Volatilité et chocs : des vulnérabilités ponctuelles
L'analyse de la volatilité des flux révèle des risques de dépendance ciblée. Le Mexique (CV = 0,82 pour les importations) et la Corée du Sud (CV = 0,76) sont des sources d'approvisionnement volatiles, signe de flux irréguliers liés à des décisions de production mobiles.
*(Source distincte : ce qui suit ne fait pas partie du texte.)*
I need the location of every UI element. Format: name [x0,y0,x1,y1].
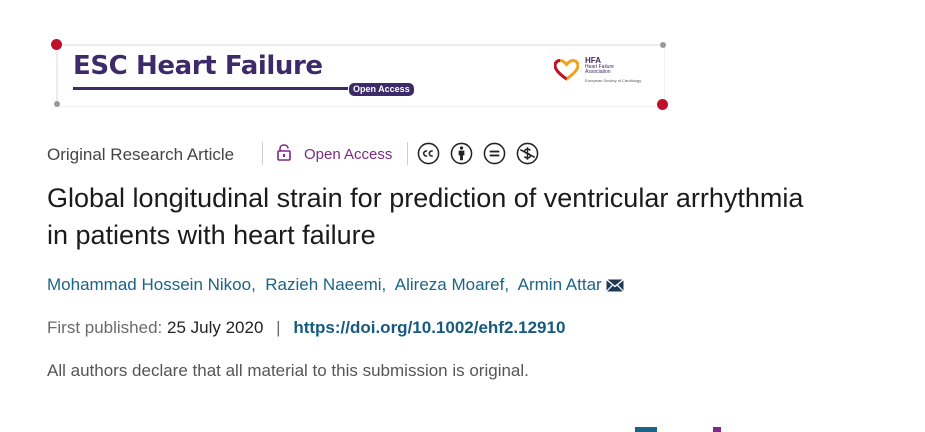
banner-corner-dot [51,39,62,50]
open-lock-icon [277,144,291,161]
article-type: Original Research Article [47,145,235,164]
publication-info: First published: 25 July 2020 | https://… [47,318,565,338]
journal-banner[interactable]: ESC Heart Failure Open Access HFA Heart … [47,36,670,112]
hfa-abbr: HFA [585,56,601,65]
pipe-separator: | [276,318,281,337]
hfa-line-1: Heart Failure [585,64,614,70]
banner-corner-dot [660,42,666,48]
creative-commons-icon[interactable] [417,142,440,165]
author-separator: , [504,275,510,294]
cut-off-toolbar-item[interactable] [635,427,657,432]
journal-name: ESC Heart Failure [73,51,323,81]
no-derivatives-icon[interactable] [483,142,506,165]
article-meta-row: Original Research Article Open Access [47,140,647,168]
banner-corner-dot [657,99,668,110]
author-link[interactable]: Razieh Naeemi [265,275,382,294]
author-link[interactable]: Armin Attar [517,275,602,294]
first-published-date: 25 July 2020 [167,318,264,337]
meta-divider [262,142,263,165]
hfa-heart-logo-icon [554,59,579,81]
cut-off-toolbar-item[interactable] [713,427,721,432]
author-list: Mohammad Hossein Nikoo, Razieh Naeemi, A… [47,275,624,295]
corresponding-author-mail-icon[interactable] [605,279,624,292]
banner-open-access-badge: Open Access [348,82,415,97]
doi-link[interactable]: https://doi.org/10.1002/ehf2.12910 [293,318,566,337]
author-separator: , [251,275,256,294]
meta-divider [407,142,408,165]
journal-name-underline [73,87,395,90]
author-link[interactable]: Mohammad Hossein Nikoo [47,275,252,294]
open-access-label[interactable]: Open Access [304,146,393,163]
first-published-label: First published: [47,318,163,337]
article-title: Global longitudinal strain for predictio… [47,183,804,250]
attribution-icon[interactable] [450,142,473,165]
esc-society-line: European Society of Cardiology [585,78,642,83]
author-separator: , [381,275,387,294]
hfa-association-label: HFA Heart Failure Association European S… [585,57,641,84]
authorship-statement: All authors declare that all material to… [47,361,529,380]
author-link[interactable]: Alireza Moaref [394,275,505,294]
banner-frame [56,44,665,107]
non-commercial-icon[interactable] [516,142,539,165]
hfa-line-2: Association [585,69,611,75]
banner-corner-dot [54,101,60,107]
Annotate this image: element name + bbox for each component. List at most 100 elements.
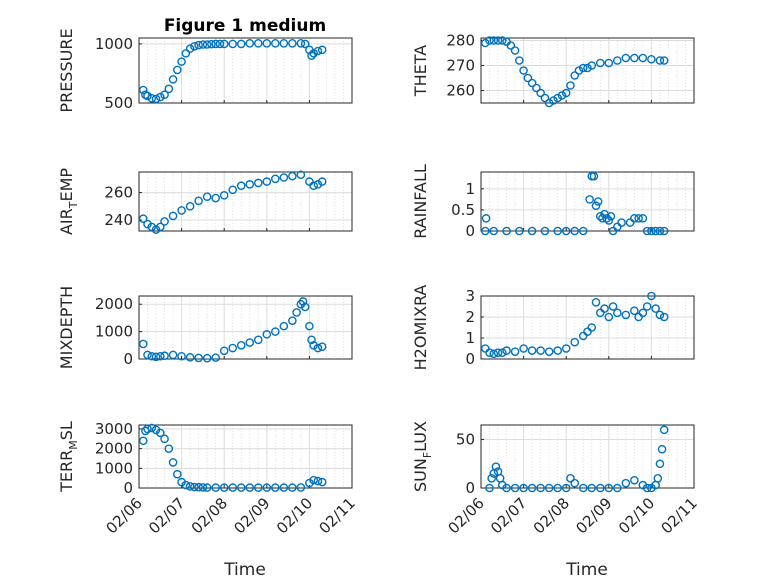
- data-point: [271, 483, 280, 492]
- data-point: [659, 226, 669, 236]
- data-point: [578, 483, 588, 493]
- data-point: [519, 66, 528, 75]
- data-point: [600, 304, 609, 313]
- data-point: [313, 46, 323, 56]
- y-tick-label: 1: [465, 180, 475, 198]
- y-tick-label: 0: [123, 350, 133, 368]
- subplot-1: 500 1000 PRESSURE: [57, 28, 353, 113]
- data-point: [630, 214, 639, 223]
- data-point: [489, 349, 499, 359]
- data-point: [253, 335, 263, 345]
- data-point: [593, 197, 603, 206]
- data-point: [236, 483, 246, 492]
- data-point: [288, 171, 297, 181]
- data-point: [173, 469, 182, 479]
- data-point: [211, 39, 220, 49]
- data-point: [307, 51, 316, 61]
- data-point: [502, 226, 511, 236]
- data-point: [138, 339, 148, 349]
- data-point: [262, 177, 272, 186]
- data-point: [515, 226, 524, 236]
- data-point: [655, 459, 665, 469]
- data-point: [519, 483, 528, 493]
- data-point: [549, 96, 558, 105]
- data-point: [487, 474, 496, 483]
- data-point: [160, 351, 169, 361]
- data-point: [604, 58, 614, 68]
- data-point: [219, 483, 229, 492]
- data-point: [481, 214, 491, 223]
- data-point: [279, 483, 289, 492]
- data-point: [540, 93, 550, 103]
- data-point: [480, 226, 490, 236]
- data-point: [578, 63, 588, 73]
- data-point: [604, 312, 614, 322]
- data-point: [317, 45, 327, 55]
- data-point: [606, 211, 616, 221]
- data-point: [147, 93, 157, 103]
- data-point: [211, 353, 220, 362]
- data-point: [262, 483, 272, 492]
- x-axis-label-left: Time: [223, 560, 266, 580]
- data-point: [138, 214, 148, 223]
- data-point: [202, 192, 212, 201]
- data-point: [236, 181, 246, 191]
- data-point: [566, 81, 575, 90]
- data-point: [489, 226, 499, 236]
- data-point: [653, 474, 663, 483]
- x-tick-label: 02/08: [188, 494, 231, 537]
- data-point: [271, 39, 280, 48]
- x-tick-label: 02/10: [615, 494, 658, 537]
- data-point: [489, 36, 499, 45]
- data-point: [638, 53, 648, 63]
- data-point: [602, 214, 611, 223]
- data-point: [604, 483, 614, 493]
- y-axis-label: PRESSURE: [57, 28, 76, 112]
- data-point: [309, 475, 318, 485]
- data-point: [279, 39, 289, 48]
- data-point: [591, 201, 601, 211]
- data-point: [279, 321, 289, 331]
- data-point: [630, 475, 639, 485]
- subplot-6: 0 1 2 3 H2OMIXRA: [411, 285, 695, 370]
- data-point: [253, 39, 263, 48]
- y-tick-label: 1000: [95, 323, 133, 341]
- data-point: [589, 171, 599, 181]
- data-point: [638, 214, 648, 223]
- axes-box: [138, 295, 353, 360]
- data-point: [587, 323, 597, 332]
- x-tick-label: 02/09: [230, 494, 273, 537]
- data-point: [155, 92, 165, 102]
- data-point: [173, 65, 182, 75]
- data-point: [300, 39, 310, 49]
- data-point: [164, 84, 174, 94]
- data-point: [621, 53, 631, 63]
- data-point: [177, 57, 186, 66]
- data-point: [647, 291, 656, 301]
- data-point: [613, 308, 622, 318]
- data-point: [288, 39, 297, 48]
- data-point: [561, 88, 571, 98]
- data-point: [585, 195, 594, 204]
- data-point: [168, 211, 178, 221]
- data-point: [211, 193, 220, 203]
- data-point: [655, 226, 665, 236]
- x-tick-label: 02/09: [572, 494, 615, 537]
- data-point: [651, 226, 660, 236]
- data-point: [595, 58, 605, 68]
- data-point: [245, 338, 255, 347]
- data-point: [647, 226, 656, 236]
- data-point: [491, 462, 501, 471]
- data-point: [480, 344, 490, 353]
- data-point: [540, 226, 550, 236]
- data-point: [561, 344, 571, 353]
- data-point: [583, 63, 592, 73]
- data-point: [553, 483, 562, 493]
- data-point: [617, 218, 626, 227]
- subplot-3: 240 260 AIRTEMP: [57, 168, 353, 235]
- data-point: [168, 75, 178, 84]
- y-tick-label: 1: [465, 329, 475, 347]
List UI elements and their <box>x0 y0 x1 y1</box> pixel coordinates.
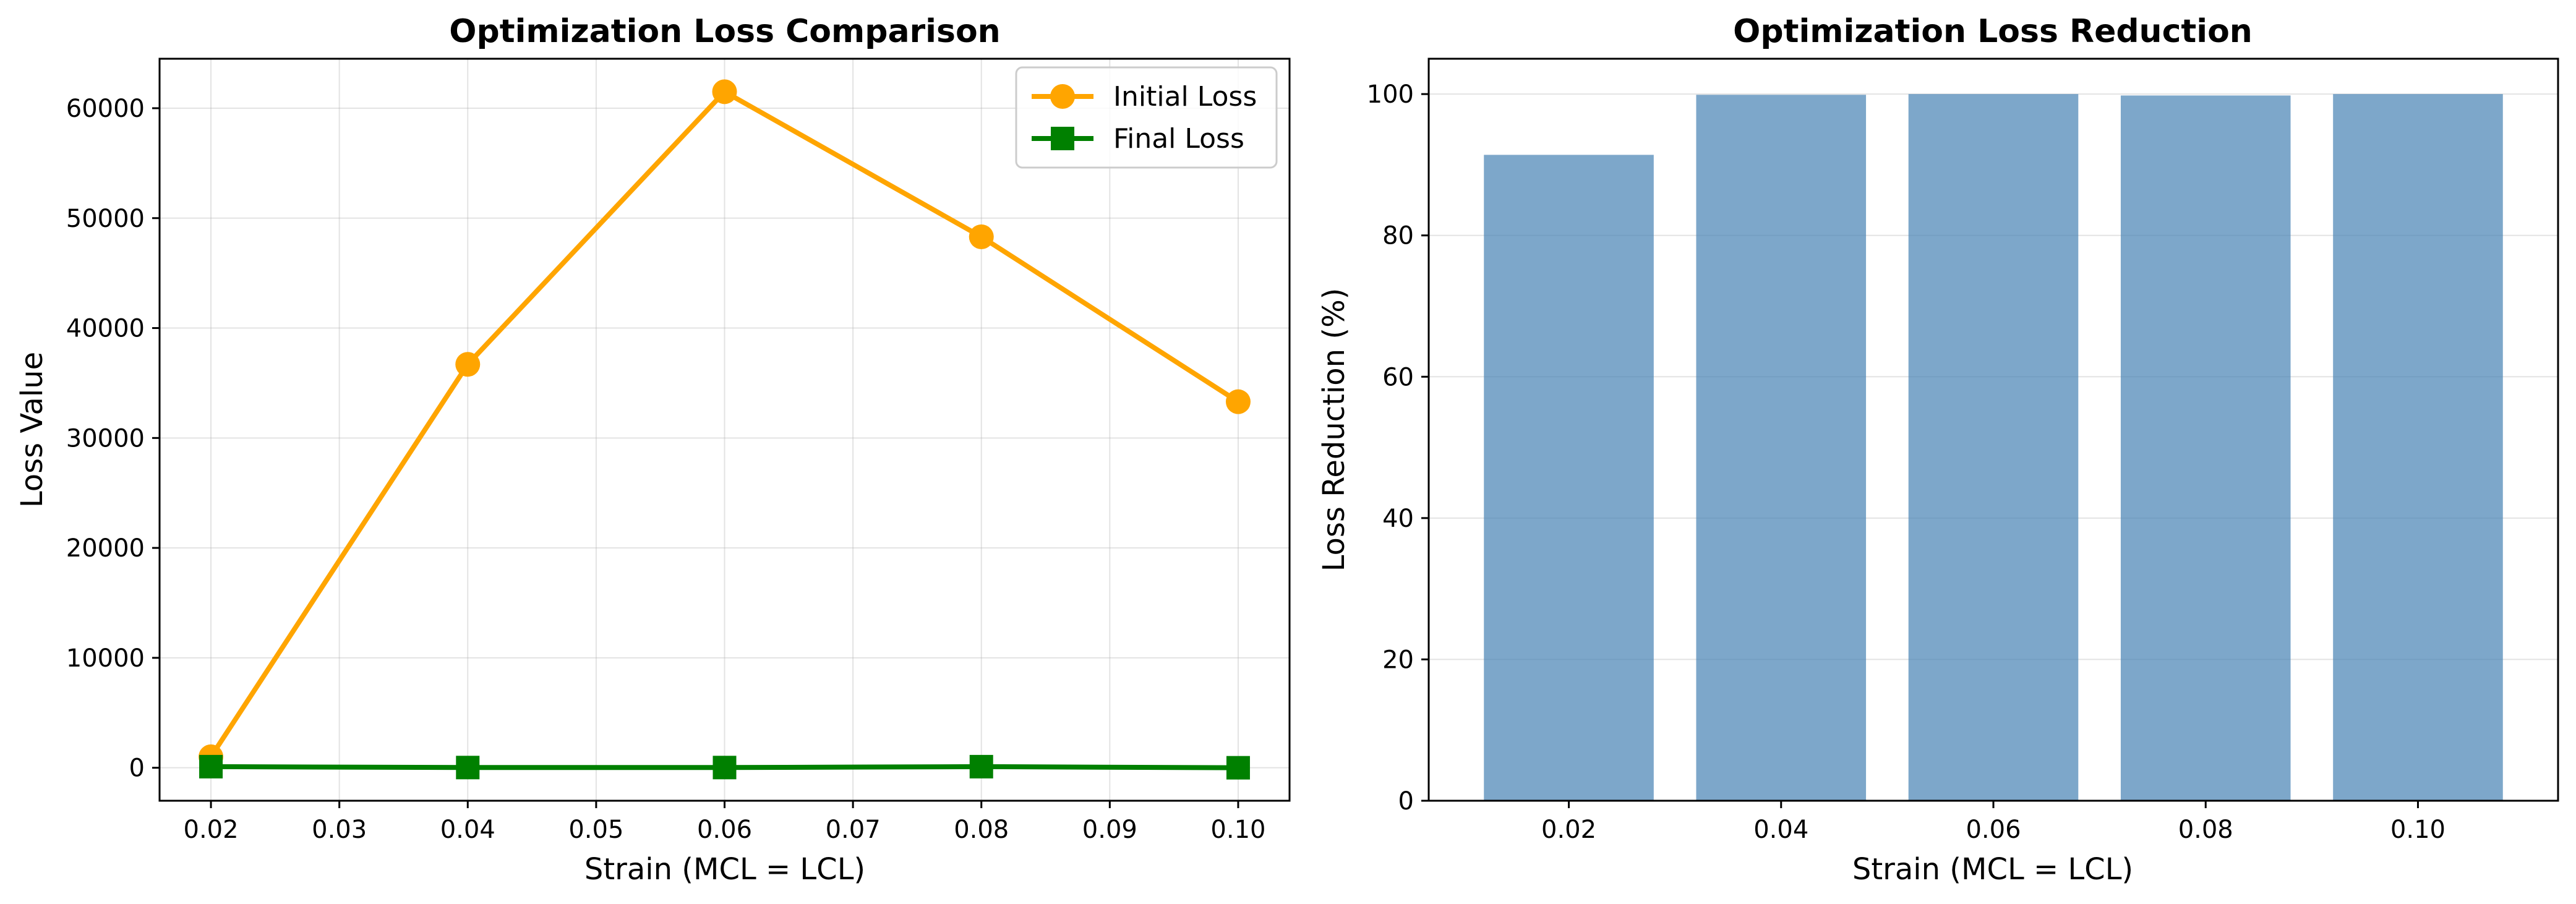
x-tick-label: 0.02 <box>1541 816 1596 844</box>
data-point-initial-loss <box>1225 389 1251 414</box>
y-tick-label: 50000 <box>66 205 145 233</box>
bar-0.02 <box>1484 155 1654 801</box>
x-axis-ticks: 0.02 0.03 0.04 0.05 0.06 0.07 0.08 0.09 0.10 <box>184 801 1265 844</box>
y-tick-label: 0 <box>129 754 145 783</box>
y-tick-label: 10000 <box>66 644 145 673</box>
data-point-final-loss <box>199 754 223 778</box>
chart-title: Optimization Loss Reduction <box>1733 13 2253 50</box>
x-tick-label: 0.06 <box>1966 816 2021 844</box>
chart-title: Optimization Loss Comparison <box>449 13 1000 50</box>
x-tick-label: 0.03 <box>312 816 367 844</box>
data-point-initial-loss <box>712 79 737 104</box>
x-tick-label: 0.08 <box>2178 816 2233 844</box>
y-tick-label: 80 <box>1382 222 1414 250</box>
y-tick-label: 30000 <box>66 424 145 453</box>
bar-0.10 <box>2333 94 2503 801</box>
grid <box>160 59 1290 801</box>
series-layer <box>199 79 1251 780</box>
y-axis-ticks: 0 20 40 60 80 100 <box>1367 80 1429 816</box>
y-tick-label: 40 <box>1382 505 1414 533</box>
x-tick-label: 0.06 <box>697 816 752 844</box>
y-tick-label: 100 <box>1367 80 1414 109</box>
bar-0.06 <box>1908 94 2079 801</box>
x-tick-label: 0.09 <box>1082 816 1137 844</box>
x-tick-label: 0.04 <box>440 816 495 844</box>
y-tick-label: 20 <box>1382 646 1414 674</box>
y-tick-label: 0 <box>1398 787 1414 816</box>
x-tick-label: 0.02 <box>184 816 239 844</box>
loss-reduction-chart: Optimization Loss Reduction 0.02 0.04 0.06… <box>1317 13 2559 887</box>
loss-comparison-chart: Optimization Loss Comparison 0.02 0.03 0.0… <box>15 13 1291 887</box>
x-axis-label: Strain (MCL = LCL) <box>1852 852 2133 887</box>
y-tick-label: 20000 <box>66 534 145 563</box>
bar-layer <box>1484 94 2503 801</box>
data-point-final-loss <box>712 756 737 780</box>
legend-marker-initial-loss <box>1050 84 1075 109</box>
data-point-final-loss <box>1226 756 1250 780</box>
y-tick-label: 40000 <box>66 315 145 343</box>
y-axis-ticks: 0 10000 20000 30000 40000 50000 60000 <box>66 95 160 783</box>
x-tick-label: 0.07 <box>826 816 881 844</box>
x-axis-ticks: 0.02 0.04 0.06 0.08 0.10 <box>1541 801 2445 844</box>
data-point-initial-loss <box>455 352 481 377</box>
x-tick-label: 0.08 <box>954 816 1009 844</box>
legend-label-final-loss: Final Loss <box>1113 123 1244 155</box>
y-axis-label: Loss Value <box>15 352 49 508</box>
x-tick-label: 0.05 <box>568 816 623 844</box>
data-point-initial-loss <box>969 224 994 249</box>
y-axis-label: Loss Reduction (%) <box>1317 288 1351 572</box>
data-point-final-loss <box>969 754 993 778</box>
legend-box <box>1015 66 1278 169</box>
y-tick-label: 60 <box>1382 363 1414 391</box>
x-tick-label: 0.10 <box>2390 816 2445 844</box>
legend-label-initial-loss: Initial Loss <box>1113 81 1257 113</box>
legend: Initial Loss Final Loss <box>1015 66 1278 169</box>
x-tick-label: 0.10 <box>1210 816 1265 844</box>
y-tick-label: 60000 <box>66 95 145 123</box>
legend-marker-final-loss <box>1051 127 1074 150</box>
data-point-final-loss <box>456 756 480 780</box>
x-tick-label: 0.04 <box>1753 816 1808 844</box>
x-axis-label: Strain (MCL = LCL) <box>584 852 865 887</box>
bar-0.08 <box>2120 95 2291 801</box>
bar-0.04 <box>1696 95 1867 801</box>
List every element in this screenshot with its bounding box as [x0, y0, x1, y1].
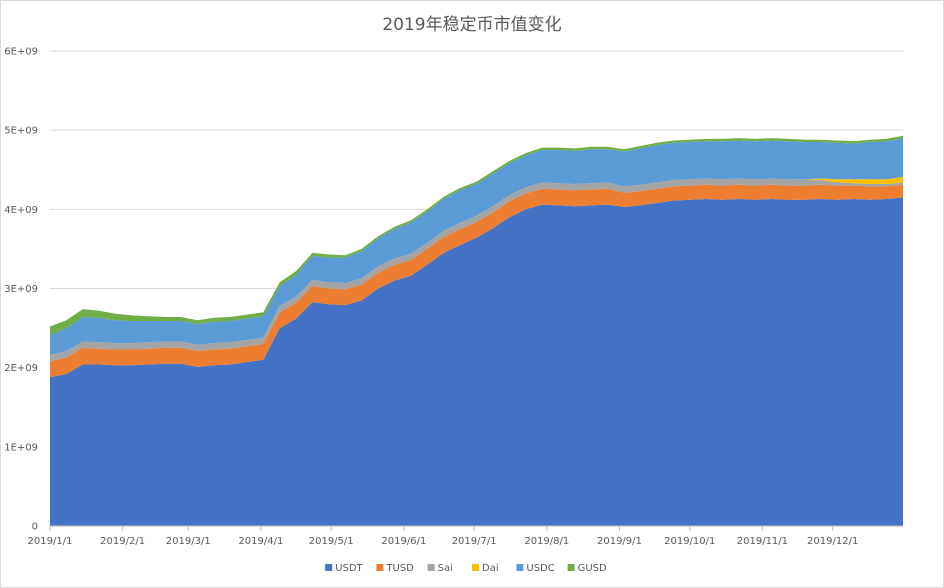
legend-swatch-usdt [325, 564, 333, 571]
chart-title: 2019年稳定币市值变化 [382, 15, 562, 35]
x-tick-label: 2019/8/1 [524, 536, 569, 547]
y-tick-label: 6E+09 [4, 47, 38, 58]
x-tick-label: 2019/12/1 [807, 536, 858, 547]
legend-label-usdc: USDC [526, 563, 554, 574]
legend-label-usdt: USDT [335, 563, 363, 574]
legend-label-gusd: GUSD [578, 563, 607, 574]
area-tusd [50, 184, 903, 378]
area-usdc [50, 138, 903, 355]
legend-swatch-tusd [376, 564, 384, 571]
legend-swatch-usdc [516, 564, 524, 571]
x-tick-label: 2019/3/1 [166, 536, 211, 547]
legend-swatch-dai [472, 564, 479, 571]
x-axis: 2019/1/1 2019/2/1 2019/3/1 2019/4/1 2019/5/1… [28, 525, 903, 547]
legend-swatch-sai [427, 564, 435, 571]
y-tick-label: 0 [32, 522, 38, 533]
area-sai [50, 178, 903, 362]
y-tick-label: 1E+09 [4, 442, 38, 453]
y-tick-label: 3E+09 [4, 284, 38, 295]
x-tick-label: 2019/9/1 [597, 536, 642, 547]
x-tick-label: 2019/11/1 [737, 536, 788, 547]
x-tick-label: 2019/5/1 [309, 536, 354, 547]
x-tick-label: 2019/4/1 [238, 536, 283, 547]
y-tick-label: 5E+09 [4, 126, 38, 137]
area-usdt [50, 197, 903, 526]
y-axis: 0 1E+09 2E+09 3E+09 4E+09 5E+09 6E+09 [4, 47, 38, 533]
x-tick-label: 2019/6/1 [381, 536, 426, 547]
x-tick-label: 2019/1/1 [28, 536, 73, 547]
legend-label-sai: Sai [438, 563, 453, 574]
x-tick-label: 2019/7/1 [452, 536, 497, 547]
legend-label-dai: Dai [482, 563, 499, 574]
legend-swatch-gusd [567, 564, 575, 571]
legend-label-tusd: TUSD [385, 563, 414, 574]
y-tick-label: 4E+09 [4, 205, 38, 216]
legend: USDT TUSD Sai Dai USDC GUSD [325, 563, 607, 574]
y-tick-label: 2E+09 [4, 363, 38, 374]
x-tick-label: 2019/2/1 [100, 536, 145, 547]
x-tick-label: 2019/10/1 [664, 536, 715, 547]
series-areas [50, 135, 903, 526]
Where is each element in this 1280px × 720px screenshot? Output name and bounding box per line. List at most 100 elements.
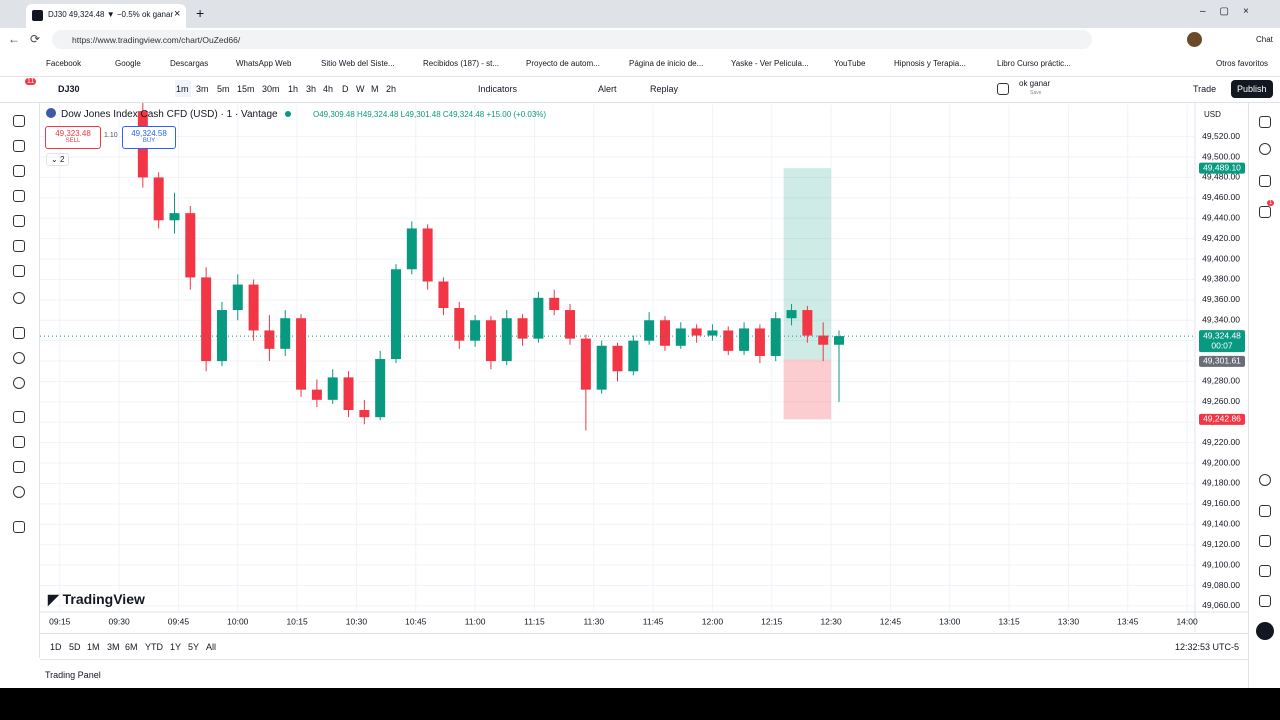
layout-name[interactable]: ok ganar bbox=[1019, 79, 1051, 88]
tab-close[interactable]: × bbox=[174, 8, 181, 20]
range-button[interactable]: 1D bbox=[50, 642, 62, 652]
interval[interactable]: 1m bbox=[176, 84, 189, 94]
sidebar-icon[interactable] bbox=[1259, 116, 1271, 128]
bookmark[interactable]: Descargas bbox=[170, 59, 209, 68]
bookmark[interactable]: Libro Curso práctic... bbox=[997, 59, 1071, 68]
tool-icon[interactable] bbox=[13, 240, 25, 252]
interval[interactable]: 3h bbox=[306, 84, 317, 94]
sidebar-icon[interactable] bbox=[1259, 535, 1271, 547]
collapse-count: 2 bbox=[59, 155, 65, 164]
indicators-button[interactable]: Indicators bbox=[478, 84, 518, 94]
buy-button[interactable]: 49,324.58 BUY bbox=[122, 126, 176, 149]
y-tick-label: 49,100.00 bbox=[1202, 559, 1240, 569]
bookmark[interactable]: Recibidos (187) - st... bbox=[423, 59, 500, 68]
tool-icon[interactable] bbox=[13, 521, 25, 533]
tool-icon[interactable] bbox=[13, 411, 25, 423]
y-tick-label: 49,120.00 bbox=[1202, 539, 1240, 549]
tool-icon[interactable] bbox=[13, 292, 25, 304]
bookmark[interactable]: Hipnosis y Terapia... bbox=[894, 59, 966, 68]
candle-body bbox=[739, 328, 750, 351]
range-button[interactable]: 5D bbox=[69, 642, 81, 652]
candle-body bbox=[628, 340, 639, 372]
publish-button[interactable]: Publish bbox=[1231, 80, 1273, 98]
candle-body bbox=[533, 297, 544, 339]
tool-icon[interactable] bbox=[13, 165, 25, 177]
interval[interactable]: 4h bbox=[323, 84, 334, 94]
bookmark-folder[interactable]: Otros favoritos bbox=[1216, 59, 1269, 68]
interval[interactable]: M bbox=[371, 84, 379, 94]
interval[interactable]: 3m bbox=[196, 84, 209, 94]
trade-button[interactable]: Trade bbox=[1193, 84, 1217, 94]
sidebar-icon[interactable] bbox=[1259, 206, 1271, 218]
candle-body bbox=[580, 338, 591, 390]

Les principaux événements de choc détectés sont :
| Événement | Type | Flux | Année | Amplitude | Part de valeur |
|---|---|---|---|---|---|
| Chine | Prix | Exportations UE | 2017 | +54,7 % | 9,7 % |
| Royaume-Uni | Prix | Importations UE | 2021 | +67,3 % | 9,1 % |
| Tunisie | Prix | Exportations UE | 2022 | +25,7 % | 1,0 % |
Le choc de prix à l'exportation vers la Chine en 2017 (+54,7 %) et le choc de prix à l'importation depuis le Royaume-Uni en 2021 (+67,3 %) témoignent de la sensibilité des flux à des événements conjoncturels (ajustements de politique commerciale, perturbations logistiques post-Covid, Brexit).
Conclusion
Sur la période 2015–2025, le marché européen des démarreurs (CN 851140) a connu une triple transformation :
-
Une hausse de valeur sans hausse de volume, tirée principalement par l'inflation des prix unitaires (+37 % à l'export, +19 % à l'import), reflétant à la fois la montée en gamme technologique et la pression sur les coûts.
-
Une recomposition géographique profonde, avec la Chine devenue premier fournisseur devant le Japon, la Corée du Sud et l'Inde en forte progression côté importations, les États-Unis absorbant désormais le premier flux d'exportations européennes, et l'effondrement des échanges avec la Russie après 2022.
-
Un affaiblissement de l'autonomie productive européenne : la production intérieure a reculé de plus de 40 % en volume, la dépendance nette aux importations est passée de zéro à 21 %, et l'intensité commerciale a doublé.
Ces dynamiques s'inscrivent dans le contexte plus large de la transition énergétique du secteur automobile — les véhicules 100 % électriques ne nécessitant pas de démarreurs conventionnels — ce qui laisse entrevoir une contraction structurelle du marché à moyen terme. Les démarreurs destinés aux systèmes micro-hybrides (48V) et aux véhicules hybrides pourraient toutefois prolonger la demande, avec une valeur unitaire plus élevée mais des volumes appelés à se réduire. L'UE se trouve ainsi dans une position paradoxale : elle reste un acteur majeur de l'exportation de démarreurs de haute valeur ajoutée, mais sa propre production décline et sa dépendance vis-à-vis de fournisseurs asiatiques s'accroît.